Essa é a segunda parte da nossa matéria sobre a Cosmogonia, se você não viu a primeira, leia aqui antes de começar esse texto.

Hoje formada por Gabi (vocal), Teté (guitarra), Andressa (baixo) e Dani (bateria), em 2017, dez anos após o início do hiato, Cosmogonia voltou e em 8 de Março de 2019 lançaram o EP “Reviva!”.

Sonoramente “Reviva!” é bem parecido com “O Sentir Que Violenta”, o que faz todo sentido, já que foi a última coisa que elas gravaram antes do hiato. As letras continuam tendo foco no empoderamento feminino.

“Grite, fale, jamais desista. Grite, ria, lute e resista que amanhã haverá sua paz, que dias ruins ficaram para trás”.

“Tempo” é a música mais rápida do EP e o clipe dela é o primeiro da Cosmogonia, lançado em 10 de Outubro de 2019, Dia Nacional de Luta Contra a Violência à Mulher. Ele consiste em imagens ao vivo da banda desde o retorno.

Abaixo você confere nossa entrevista com a banda:

Acho que podemos começar falando sobre o início da banda. Nenhuma das meninas estava na formação original dos anos 90, certo? Como foi a entrada de cada uma?

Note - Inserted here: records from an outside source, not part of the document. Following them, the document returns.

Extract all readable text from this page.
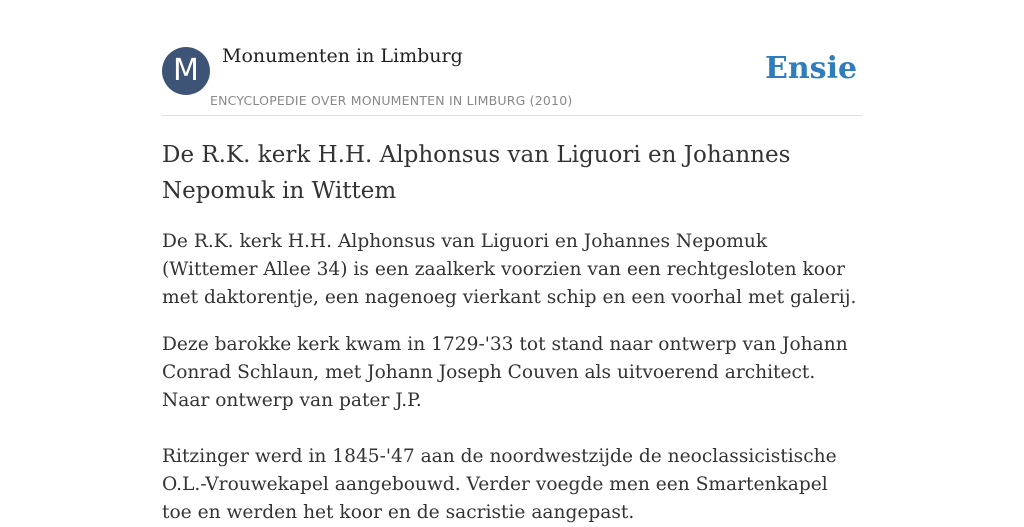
M	Monumenten in Limburg
ENCYCLOPEDIE OVER MONUMENTEN IN LIMBURG (2010)
Ensie
De R.K. kerk H.H. Alphonsus van Liguori en Johannes Nepomuk in Wittem

De R.K. kerk H.H. Alphonsus van Liguori en Johannes Nepomuk (Wittemer Allee 34) is een zaalkerk voorzien van een rechtgesloten koor met daktorentje, een nagenoeg vierkant schip en een voorhal met galerij.

Deze barokke kerk kwam in 1729-'33 tot stand naar ontwerp van Johann Conrad Schlaun, met Johann Joseph Couven als uitvoerend architect. Naar ontwerp van pater J.P.

Ritzinger werd in 1845-'47 aan de noordwestzijde de neoclassicistische O.L.-Vrouwekapel aangebouwd. Verder voegde men een Smartenkapel toe en werden het koor en de sacristie aangepast.
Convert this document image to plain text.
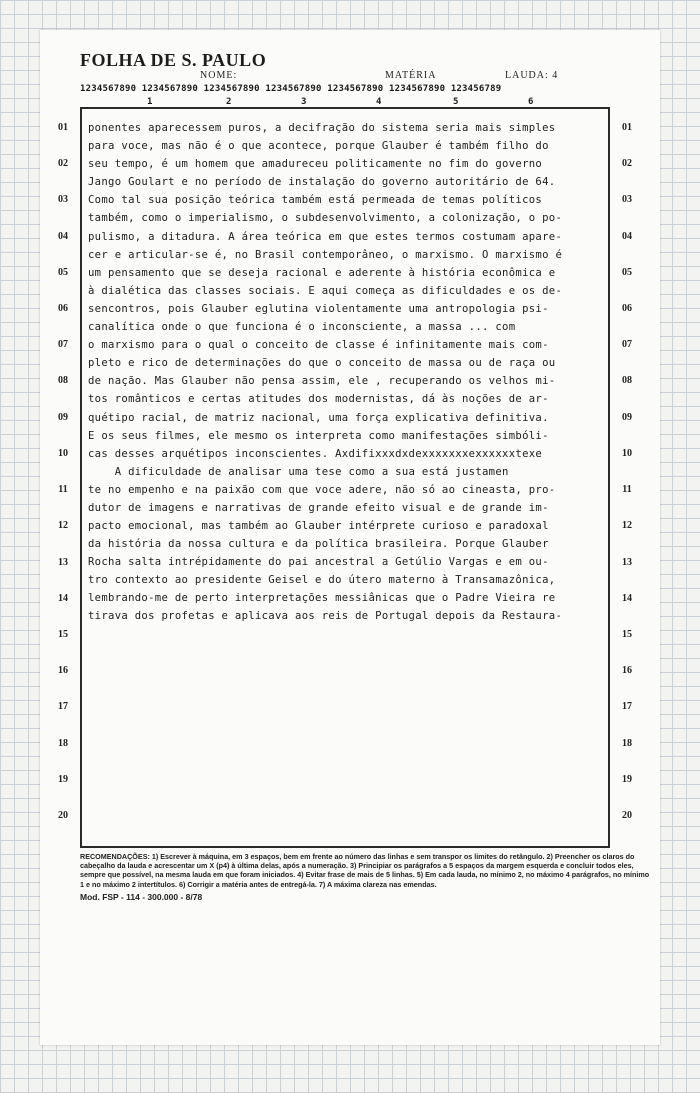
FOLHA DE S. PAULO
NOME:	MATÉRIA	LAUDA: 4
1234567890 1234567890 1234567890 1234567890 1234567890 1234567890 123456789
1	2	3	4	5	6
01
02
03
04
05
06
07
08
09
10
11
12
13
14
15
16
17
18
19
20
01
02
03
04
05
06
07
08
09
10
11
12
13
14
15
16
17
18
19
20
ponentes aparecessem puros, a decifração do sistema seria mais simples
para voce, mas não é o que acontece, porque Glauber é também filho do
seu tempo, é um homem que amadureceu politicamente no fim do governo
Jango Goulart e no período de instalação do governo autoritário de 64.
Como tal sua posição teórica também está permeada de temas políticos
também, como o imperialismo, o subdesenvolvimento, a colonização, o po-
pulismo, a ditadura. A área teórica em que estes termos costumam apare-
cer e articular-se é, no Brasil contemporâneo, o marxismo. O marxismo é
um pensamento que se deseja racional e aderente à história econômica e
à dialética das classes sociais. E aqui começa as dificuldades e os de-
sencontros, pois Glauber eglutina violentamente uma antropologia psi-
canalítica onde o que funciona é o inconsciente, a massa ... com
o marxismo para o qual o conceito de classe é infinitamente mais com-
pleto e rico de determinações do que o conceito de massa ou de raça ou
de nação. Mas Glauber não pensa assim, ele , recuperando os velhos mi-
tos românticos e certas atitudes dos modernistas, dá às noções de ar-
quétipo racial, de matriz nacional, uma força explicativa definitiva.
E os seus filmes, ele mesmo os interpreta como manifestações simbóli-
cas desses arquétipos inconscientes. Axdifixxxdxdexxxxxxxexxxxxxtexe
A dificuldade de analisar uma tese como a sua está justamen
te no empenho e na paixão com que voce adere, não só ao cineasta, pro-
dutor de imagens e narrativas de grande efeito visual e de grande im-
pacto emocional, mas também ao Glauber intérprete curioso e paradoxal
da história da nossa cultura e da política brasileira. Porque Glauber
Rocha salta intrépidamente do pai ancestral a Getúlio Vargas e em ou-
tro contexto ao presidente Geisel e do útero materno à Transamazônica,
lembrando-me de perto interpretações messiânicas que o Padre Vieira re
tirava dos profetas e aplicava aos reis de Portugal depois da Restaura-

RECOMENDAÇÕES: 1) Escrever à máquina, em 3 espaços, bem em frente ao número das linhas e sem transpor os limites do retângulo. 2) Preencher os claros do cabeçalho da lauda e acrescentar um X (p4) à última delas, após a numeração. 3) Principiar os parágrafos a 5 espaços da margem esquerda e concluir todos eles, sempre que possível, na mesma lauda em que foram iniciados. 4) Evitar frase de mais de 5 linhas. 5) Em cada lauda, no mínimo 2, no máximo 4 parágrafos, no mínimo 1 e no máximo 2 intertítulos. 6) Corrigir a matéria antes de entregá-la. 7) A máxima clareza nas emendas.

Mod. FSP - 114 - 300.000 - 8/78
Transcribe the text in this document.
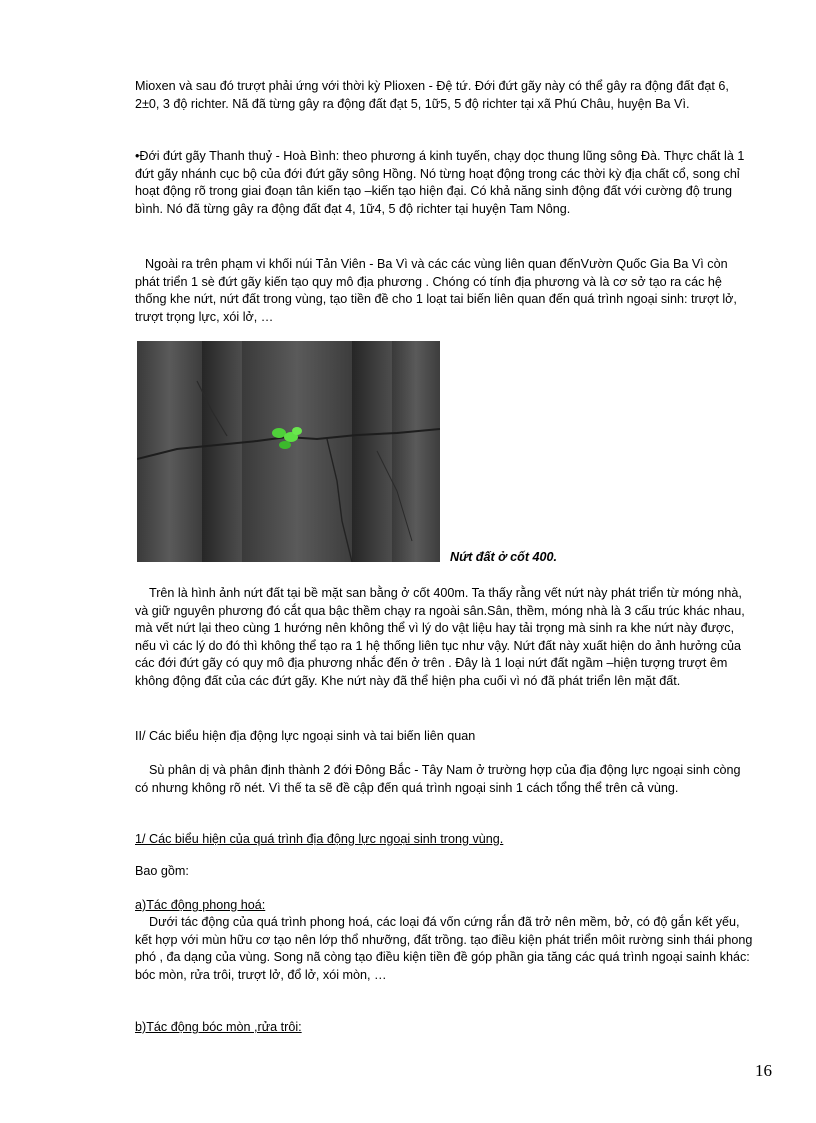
Mioxen và sau đó trượt phải ứng với thời kỳ Plioxen - Đệ tứ. Đới đứt gãy này có thể gây ra động đất đạt 6, 2±0, 3 độ richter. Nã đã từng gây ra động đất đạt 5, 1ữ5, 5 độ richter tại xã Phú Châu, huyện Ba Vì.
•Đới đứt gãy Thanh thuỷ - Hoà Bình: theo phương á kinh tuyến, chạy dọc thung lũng sông Đà. Thực chất là 1 đứt gãy nhánh cục bộ của đới đứt gãy sông Hồng. Nó từng hoạt động trong các thời kỳ địa chất cổ, song chỉ hoạt động rõ trong giai đoạn tân kiến tạo –kiến tạo hiện đại. Có khả năng sinh động đất với cường độ trung bình. Nó đã từng gây ra động đất đạt 4, 1ữ4, 5 độ richter tại huyện Tam Nông.
Ngoài ra trên phạm vi khối núi Tản Viên - Ba Vì và các các vùng liên quan đếnVườn Quốc Gia Ba Vì còn phát triển 1 sè đứt gãy kiến tạo quy mô địa phương . Chóng có tính địa phương và là cơ sở tạo ra các hệ thống khe nứt, nứt đất trong vùng, tạo tiền đề cho 1 loạt tai biến liên quan đến quá trình ngoại sinh: trượt lở, trượt trọng lực, xói lở, …
Nứt đất ở cốt 400.
Trên là hình ảnh nứt đất tại bề mặt san bằng ở cốt 400m. Ta thấy rằng vết nứt này phát triển từ móng nhà, và giữ nguyên phương đó cắt qua bậc thềm chạy ra ngoài sân.Sân, thềm, móng nhà là 3 cấu trúc khác nhau, mà vết nứt lại theo cùng 1 hướng nên không thể vì lý do vật liệu hay tải trọng mà sinh ra khe nứt này được, nếu vì các lý do đó thì không thể tạo ra 1 hệ thống liên tục như vậy. Nứt đất này xuất hiện do ảnh hưởng của các đới đứt gãy có quy mô địa phương nhắc đến ở trên . Đây là 1 loại nứt đất ngầm –hiện tượng trượt êm không động đất của các đứt gãy. Khe nứt này đã thể hiện pha cuối vì nó đã phát triển lên mặt đất.
II/ Các biểu hiện địa động lực ngoại sinh và tai biến liên quan
Sù phân dị và phân định thành 2 đới Đông Bắc - Tây Nam ở trường hợp của địa động lực ngoại sinh còng có nhưng không rõ nét. Vì thế ta sẽ đề cập đến quá trình ngoại sinh 1 cách tổng thể trên cả vùng.
1/ Các biểu hiện của quá trình địa động lực ngoại sinh trong vùng.
Bao gồm:
a)Tác động phong hoá:
Dưới tác động của quá trình phong hoá, các loại đá vốn cứng rắn đã trở nên mềm, bở, có độ gắn kết yếu, kết hợp với mùn hữu cơ tạo nên lớp thổ nhưỡng, đất trồng. tạo điều kiện phát triển môit rường sinh thái phong phó , đa dạng của vùng. Song nã còng tạo điều kiện tiền đề góp phần gia tăng các quá trình ngoại sainh khác: bóc mòn, rửa trôi, trượt lở, đổ lở, xói mòn, …
b)Tác động bóc mòn ,rửa trôi:
16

Atualmente não há nenhuma menina da formação original. A Elis (fundadora) ficou até 2007, quando a banda entrou em hiato. Teté entrou em 2002, Gabi entrou em 2004 e Dani entrou em 2005. Em 2017 revivemos com três integrantes dos anos 2000: Teté, Gabi e Dani (batera) e logo depois Karol (baixista) entrou. No final de 2018 a Karol saiu e entrou o Fernando. Em 2019 a Dani saiu, entrou a Andressa no baixo e o Fernando foi pra batera. Agora, em 2020, a Dani voltou pra bateria e o Fernando saiu.

Teté: Em 2002 eu estudava na escola do menino que tocava bateria na época para a Cosmogonia e também na escola da ex-guitarrista, Raquel. Aí souberam que eu tocava guitarra, me disseram que estavam procurando uma mina guitarrista. Foi aí que conheci a banda, mas cheguei a enrolar um pouco pra ir fazer o teste por insegurança. Quando finalmente criei coragem, fui e foi perfeito. Me apaixonei pelas meninas, por tocar com elas, pela história da banda e aí me disseram que já tínhamos um show marcado no Hangar 110, que na época era o sonho de qualquer banda da cena, né? Então minha entrada já foi logo de cara tocando num show do Hangar!

Gabi: Eu entrei pouco depois em 2004, já tinha relacionamento com a banda desde 98 e morávamos no mesmo bairro. Quando recebi o convite de fazer um teste para tocar nessa formação dos anos 2000, apenas a fundadora Elis, estava na banda. Nessa época, também contávamos com o Paulo, que integrava a lendária banda Punk Atitude.

Andressa: A minha entrada foi com uma responsabilidade enorme. Eu estava entrando em uma banda que tem uma puta história, e que eu curtia muito. Fora isso, eu estava substituindo a Karol, que é uma excelente baixista, com uma base musical maravilhosa. Eu tinha a obrigação de estudar pra me sair bem. Tanto que, quando fui convidada a primeira vez pela Gabi, fiquei com muito receio de não estar no mesmo nível. Mas depois de pensar direito, voltei atrás e deu muito certo. Isso foi ano passado, 2019.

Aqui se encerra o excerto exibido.